The biggest misconception about hell raising is that you have to be loud and obnoxious…and a man. I totally disagree. Although women usually don’t howl at the moon, get into car wrecks, or start bar fights, they have been known to let their hair down, wink at a few too many guys, and flatten the tires on an ex-boyfriend’s truck. In other words, they raise hell in their own way.
Think about some of the great female hell raisers throughout history. Joan of Arc immediately comes to mind. I mean, at the age of nineteen, the woman raised her sword and took a demoralized country into battle where she eventually won back their freedom. Of course, the British burned her at the stake on trumped up charges afterwards, but she proved her point and that’s what counts.
And who can forget Catherine the Great? Although, I admit that she had a weird fetish with male horses, we have to remember that it was Russia during the 1700s and horses were just as common as cell phones back then. In just a few years, the woman took away the throne from her wimpy husband, then went on to restore Russia to greatness while creating an atmosphere of enlightenment that opened the door for such greats as Voltaire and other Russian names I can’t pronounce. Then there’s Harriet Tubman, Susan B. Anthony…the list goes on.
There are several modern day women that I consider top-notch hell raisers.
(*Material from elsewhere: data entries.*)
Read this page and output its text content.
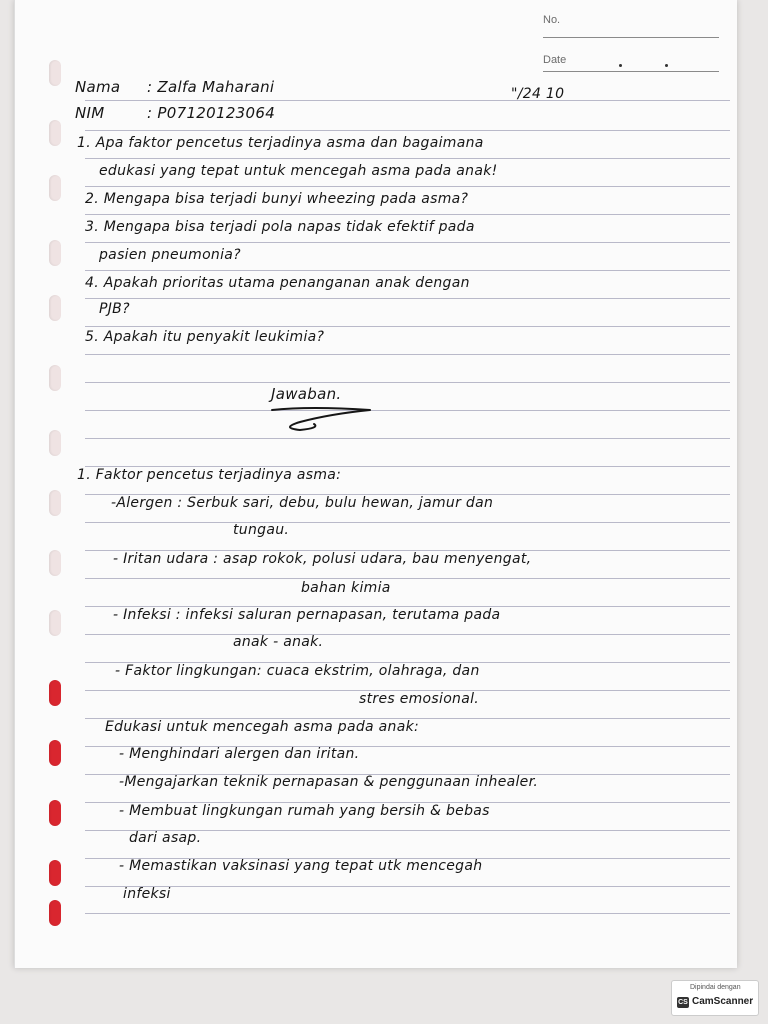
No.
Date
Nama : Zalfa Maharani
NIM	: P07120123064
"/24 10
1. Apa faktor pencetus terjadinya asma dan bagaimana
edukasi yang tepat untuk mencegah asma pada anak!
2. Mengapa bisa terjadi bunyi wheezing pada asma?
3. Mengapa bisa terjadi pola napas tidak efektif pada
pasien pneumonia?
4. Apakah prioritas utama penanganan anak dengan
PJB?
5. Apakah itu penyakit leukimia?
Jawaban.
1. Faktor pencetus terjadinya asma:
-Alergen : Serbuk sari, debu, bulu hewan, jamur dan
tungau.
- Iritan udara : asap rokok, polusi udara, bau menyengat,
bahan kimia
- Infeksi : infeksi saluran pernapasan, terutama pada
anak - anak.
- Faktor lingkungan: cuaca ekstrim, olahraga, dan
stres emosional.
Edukasi untuk mencegah asma pada anak:
- Menghindari alergen dan iritan.
-Mengajarkan teknik pernapasan & penggunaan inhealer.
- Membuat lingkungan rumah yang bersih & bebas
dari asap.
- Memastikan vaksinasi yang tepat utk mencegah
infeksi
Dipindai dengan
CS CamScanner
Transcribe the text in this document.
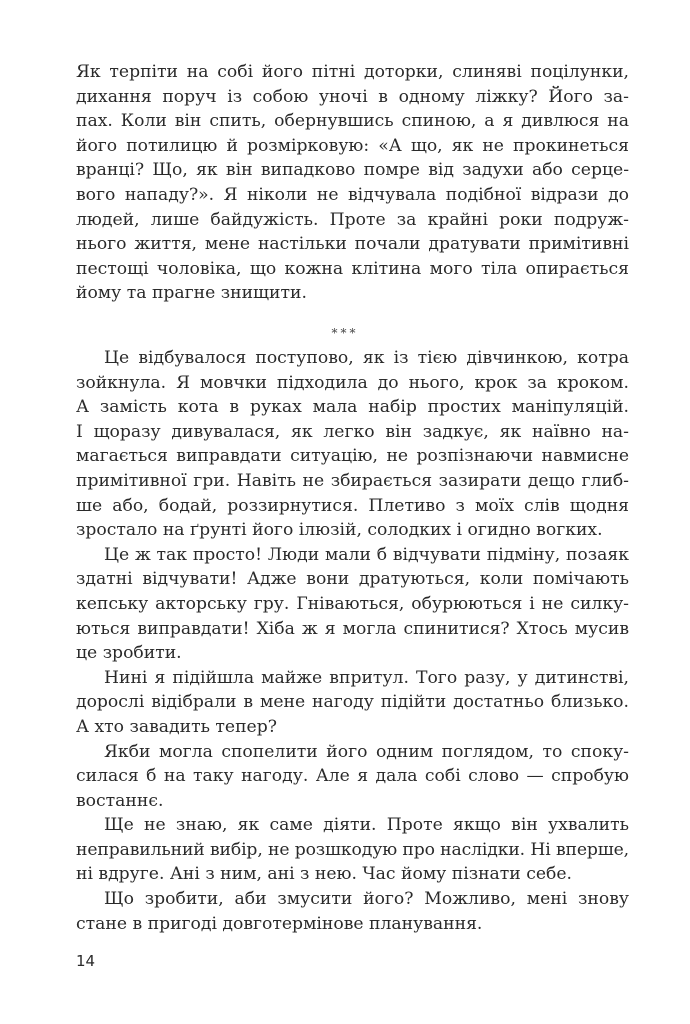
Як терпіти на собі його пітні доторки, слиняві поцілунки,
дихання поруч із собою уночі в одному ліжку? Його за-
пах. Коли він спить, обернувшись спиною, а я дивлюся на
його потилицю й розмірковую: «А що, як не прокинеться
вранці? Що, як він випадково помре від задухи або серце-
вого нападу?». Я ніколи не відчувала подібної відрази до
людей, лише байдужість. Проте за крайні роки подруж-
нього життя, мене настільки почали дратувати примітивні
пестощі чоловіка, що кожна клітина мого тіла опирається
йому та прагне знищити.
***

Це відбувалося поступово, як із тією дівчинкою, котра
зойкнула. Я мовчки підходила до нього, крок за кроком.
А замість кота в руках мала набір простих маніпуляцій.
І щоразу дивувалася, як легко він задкує, як наївно на-
магається виправдати ситуацію, не розпізнаючи навмисне
примітивної гри. Навіть не збирається зазирати дещо глиб-
ше або, бодай, роззирнутися. Плетиво з моїх слів щодня
зростало на ґрунті його ілюзій, солодких і огидно вогких.

Це ж так просто! Люди мали б відчувати підміну, позаяк
здатні відчувати! Адже вони дратуються, коли помічають
кепську акторську гру. Гніваються, обурюються і не силку-
ються виправдати! Хіба ж я могла спинитися? Хтось мусив
це зробити.

Нині я підійшла майже впритул. Того разу, у дитинстві,
дорослі відібрали в мене нагоду підійти достатньо близько.
А хто завадить тепер?

Якби могла спопелити його одним поглядом, то споку-
силася б на таку нагоду. Але я дала собі слово — спробую
востаннє.

Ще не знаю, як саме діяти. Проте якщо він ухвалить
неправильний вибір, не розшкодую про наслідки. Ні вперше,
ні вдруге. Ані з ним, ані з нею. Час йому пізнати себе.

Що зробити, аби змусити його? Можливо, мені знову
стане в пригоді довготермінове планування.

14
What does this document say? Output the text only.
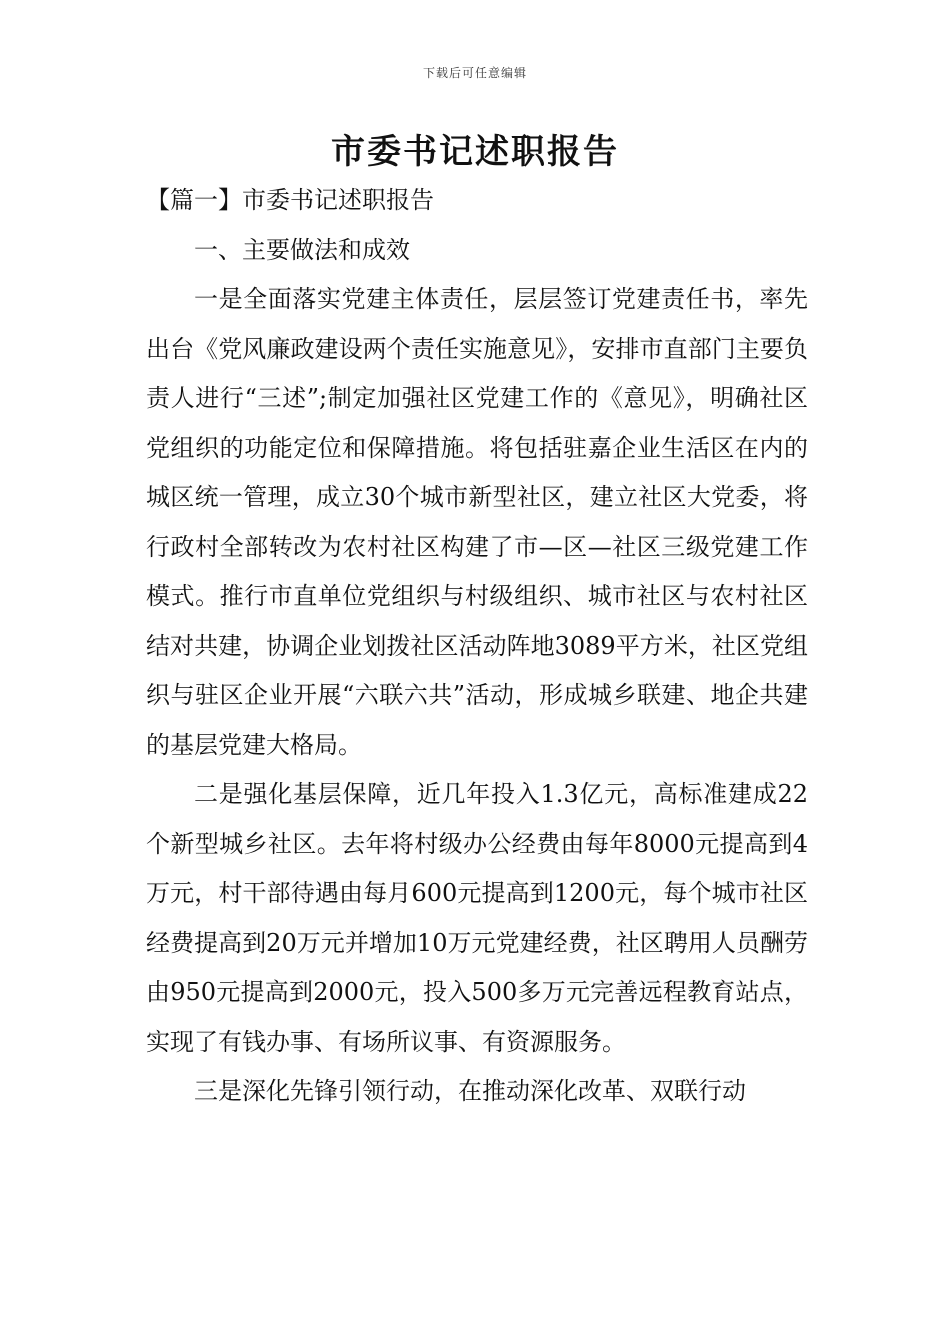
下载后可任意编辑
市委书记述职报告

【篇一】市委书记述职报告

一、主要做法和成效

一是全面落实党建主体责任，层层签订党建责任书，率先出台《党风廉政建设两个责任实施意见》，安排市直部门主要负责人进行“三述”;制定加强社区党建工作的《意见》，明确社区党组织的功能定位和保障措施。将包括驻嘉企业生活区在内的城区统一管理，成立30个城市新型社区，建立社区大党委，将行政村全部转改为农村社区构建了市—区—社区三级党建工作模式。推行市直单位党组织与村级组织、城市社区与农村社区结对共建，协调企业划拨社区活动阵地3089平方米，社区党组织与驻区企业开展“六联六共”活动，形成城乡联建、地企共建的基层党建大格局。

二是强化基层保障，近几年投入1.3亿元，高标准建成22个新型城乡社区。去年将村级办公经费由每年8000元提高到4万元，村干部待遇由每月600元提高到1200元，每个城市社区经费提高到20万元并增加10万元党建经费，社区聘用人员酬劳由950元提高到2000元，投入500多万元完善远程教育站点，实现了有钱办事、有场所议事、有资源服务。

三是深化先锋引领行动，在推动深化改革、双联行动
Rosanne Barr has always made me laugh with her brassy sense of humor and take no prisoners monologue. Drew Barrymore, who was smoking at nine, boozing at eleven, has been to hell and back…and then back again. Then there was the all girl band from the 70s called The Runaways. They proved my theory that if you put more than three teenagers in a cheap motel room at any one time, there will be broken furniture, beer cans and shaving cream shoved into someone’s face before the night is through.
I’m sure you’ve all known one or two rowdy raiserettes in your lifetime. I remember this one gal in my office years ago that had created her own set of hell raising skills. Most Fridays about 4:00, she’d turn up the stereo, dance around the guys’ desks shaking her shoulders and wiggle her way into their funny bones. One time, she lied across a piano and sang Happy Birthday (Marilyn Monroe style) to the President of the company, sultry voice and all. Now that takes balls.
One of my favorite fictitious hell raisers comes from the TV series Better Off Ted. The cute and spunky Linda Swordling made it her mission in life to ‘stick it to the man’ behind corporate America. First, she steals every creamer from the break room for weeks on end just to satisfy her rebel needs. Then, when she discovers that the paper dispenser in the restroom will only release one inch of paper at a time, she sits in front of it and activates it over and over until a roll of paper a mile long fills the bathroom.
Whether it’s loud and obnoxious, or sweet and subtle, it’s still raising hell. And that takes us to another point that I will address in a subsequent blog: Subtleness is sometimes a hell raiser’s biggest asset.
In closing, we have to realize that women approach things differently than men and raising hell is no different. Throughout mankind, women have been the glue that holds society together. That doesn’t mean that they don’t know how to rebel, let loose or tip over a can of whoop ass when needed. They’re just a lot smarter about it.